The ICU environment in the future

Saturday, December 11, 2016. It is 0100 hours. The ICU at Case Study Health Science Center has no empty beds and has just received a call from the emergency department about 2 possible referrals who are in unstable condition. The intensivist and charge nurse on duty determined the new emergency department patients will be placed in “acuity-adjustable beds” so that they will not have to be transferred if their condition worsens. Overhead, they hear an alert about a code on one of the surgical wards, and the intensivist makes a mental note to check his Blackberry for a message from the Rapid Response/Outreach Team who will attend to it. There have been a few alarms through the night, but all required attention as determined by the computer system that also lets the attending physician see how, when, and by whom each one was handled.

Mr Smith in ICU bed no. 5 was admitted with a diagnosis of septic shock, having recently returned from the Dominican Republic. The primary care nurse and resident suspect malaria and use a kiosk located outside the patient's room to browse guidelines and evidence through the hospital intranet. The first-year resident, observing a patient at the other end of the hall, has a question about the hospital's standard procedures regarding infection control. He uses his Personal Digital Assistant (PDA) to quickly review a checklist that is provided on the hospital intranet.

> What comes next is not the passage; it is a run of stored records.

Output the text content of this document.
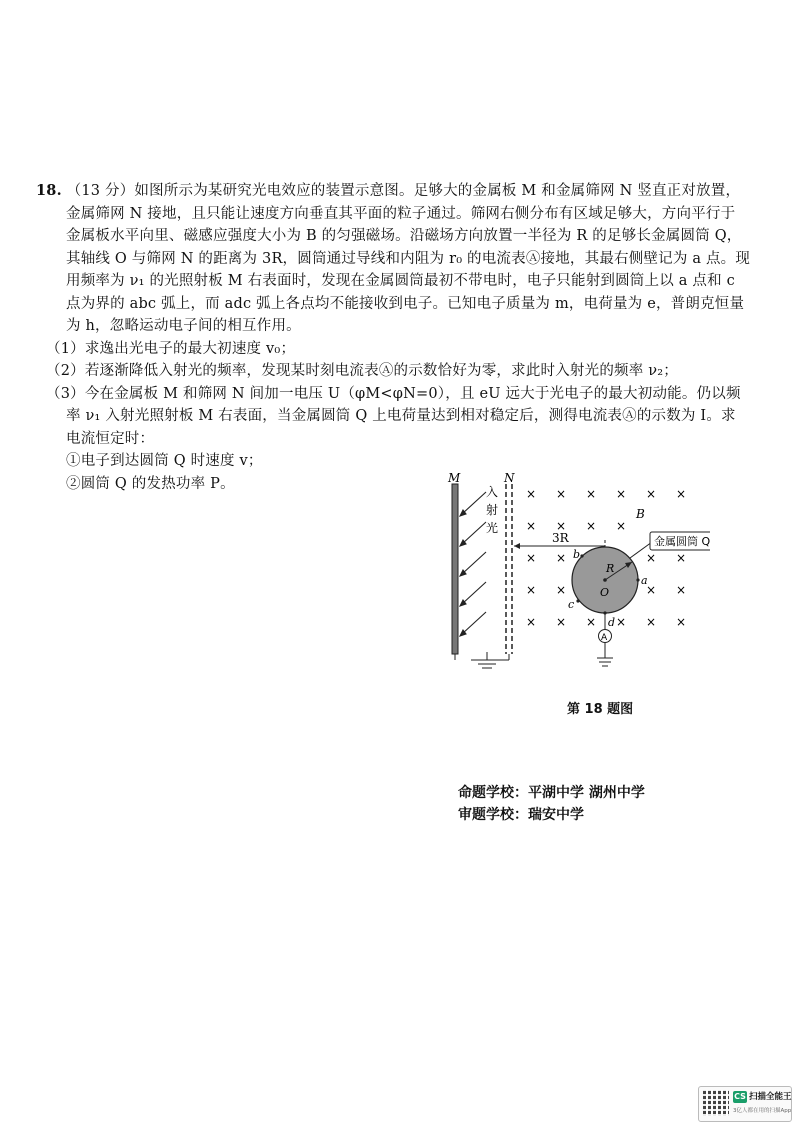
18. （13 分）如图所示为某研究光电效应的装置示意图。足够大的金属板 M 和金属筛网 N 竖直正对放置，
金属筛网 N 接地，且只能让速度方向垂直其平面的粒子通过。筛网右侧分布有区域足够大，方向平行于
金属板水平向里、磁感应强度大小为 B 的匀强磁场。沿磁场方向放置一半径为 R 的足够长金属圆筒 Q，
其轴线 O 与筛网 N 的距离为 3R，圆筒通过导线和内阻为 r₀ 的电流表Ⓐ接地，其最右侧壁记为 a 点。现
用频率为 ν₁ 的光照射板 M 右表面时，发现在金属圆筒最初不带电时，电子只能射到圆筒上以 a 点和 c
点为界的 abc 弧上，而 adc 弧上各点均不能接收到电子。已知电子质量为 m，电荷量为 e，普朗克恒量
为 h，忽略运动电子间的相互作用。
（1）求逸出光电子的最大初速度 v₀；
（2）若逐渐降低入射光的频率，发现某时刻电流表Ⓐ的示数恰好为零，求此时入射光的频率 ν₂；
（3）今在金属板 M 和筛网 N 间加一电压 U（φM<φN=0），且 eU 远大于光电子的最大初动能。仍以频
率 ν₁ 入射光照射板 M 右表面，当金属圆筒 Q 上电荷量达到相对稳定后，测得电流表Ⓐ的示数为 I。求
电流恒定时：
①电子到达圆筒 Q 时速度 v；
②圆筒 Q 的发热功率 P。	M
入
射
光
N
3R
× × × × × ×
× × × ×
× ×	× ×
× ×	× ×
× × × × × ×
B
R
O
金属圆筒 Q
a
b
c
d
A
第 18 题图
命题学校：平湖中学 湖州中学
审题学校：瑞安中学
CS 扫描全能王
3亿人都在用的扫描App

The second-year resident, who is still upset about a young patient who died unexpectedly, drops by to see the full-time social worker based at the unit. The social worker is busy talking with a patient's family who are having trouble deciding on end-of-life care but makes an appointment with the resident for later in her shift.

The fellow needs to have an intravenous fluid inserted into a patient; because he knows that the staff nurse is very capable in this area, he immediately asks for her opinion on the case. As part of the routine discharge process, the nurse is doing medication reconciliation, matching medications and allergies on the electronic transfer orders to what the patient has been getting in the ICU.

Later that night, as he was preparing to sign out, the resident quickly and easily transfers the patient list and appropriate notes to the next shift via the electronic sign-out system. The new team is able to immediately see what's going on in the ward and what has happened through the night. At the end of the week, statistics and evaluations are generated for each shift, e-mailed to the members of the ICU team, and posted at the workstation to give feedback to the entire team.